Lors d’une rencontre avec la presse le 24 mai à Rabat, Sébastien Copin, attaché de l’UE, chargé de mission à la pêche, a affirmé que ce troisième protocole avait atteint son rythme de croisière.

Aujourd’hui que le débat politicien autour du renouvellement de l’accord de pêche qui a été rejeté en 2011, est dépassionné, a-t-il dit, on pourra désormais faire la part des choses.

Le renouvellement du protocole de pêche avait été bloqué sous la pression d’un groupe de députés européens pour des raisons politiques en relation avec le conflit du Sahara marocain. Il a fallu donc attendre juillet 2013 pour que l’accord soit paraphé et un an encore pour sa mise en œuvre, donnant droit au Maroc à une contrepartie financière de 160 millions d’euros étalées sur 4 ans.

Suite à la modification en mars 2011 de l’article 136 du Traité de Lisbonne, le Parlement européen subordonne désormais toute assistance financière à un pays tiers, à une stricte conditionnalité.

Sachant que l’aboutissement de l’accord de pêche Maroc-UE doit tenir compte de plusieurs paramètres, qui ne sont pas forcément d’ordre économique, les négociateurs marocains devaient jouer sur les rapports de force au sein du Parlement européen pour faire prévaloir les intérêts du Royaume.

Désormais, précise le responsable européen, l’UE s’appuie sur un système de reporting pour chaque zone où les 126 bateaux communautaires pêchent.

Les résultats du reporting conditionnent les décaissements de l’année suivante.
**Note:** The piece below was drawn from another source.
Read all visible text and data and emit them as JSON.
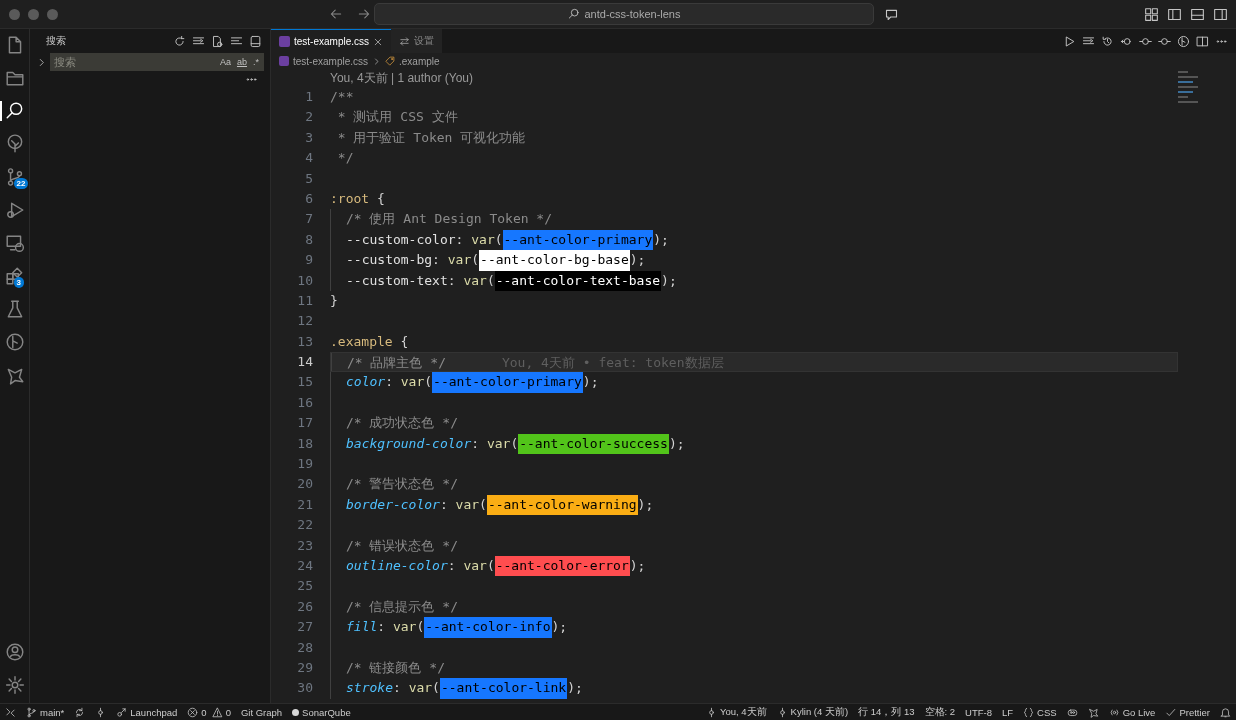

Tout est consigné sur papier, le nombre d’embarquements de marins marocains, l’impact de la compensation financières sur les projets retenus dans le protocole ainsi que les débarquements dans les ports marocains fixés à 25 voire 30% des prises.

Dans quelques semaines, la commission scientifique, composée d’experts de l’UE et de l’Institut national marocain de recherche halieutique, tiendra une réunion pour dresser une première évaluation et émettre les recommandations nécessaires.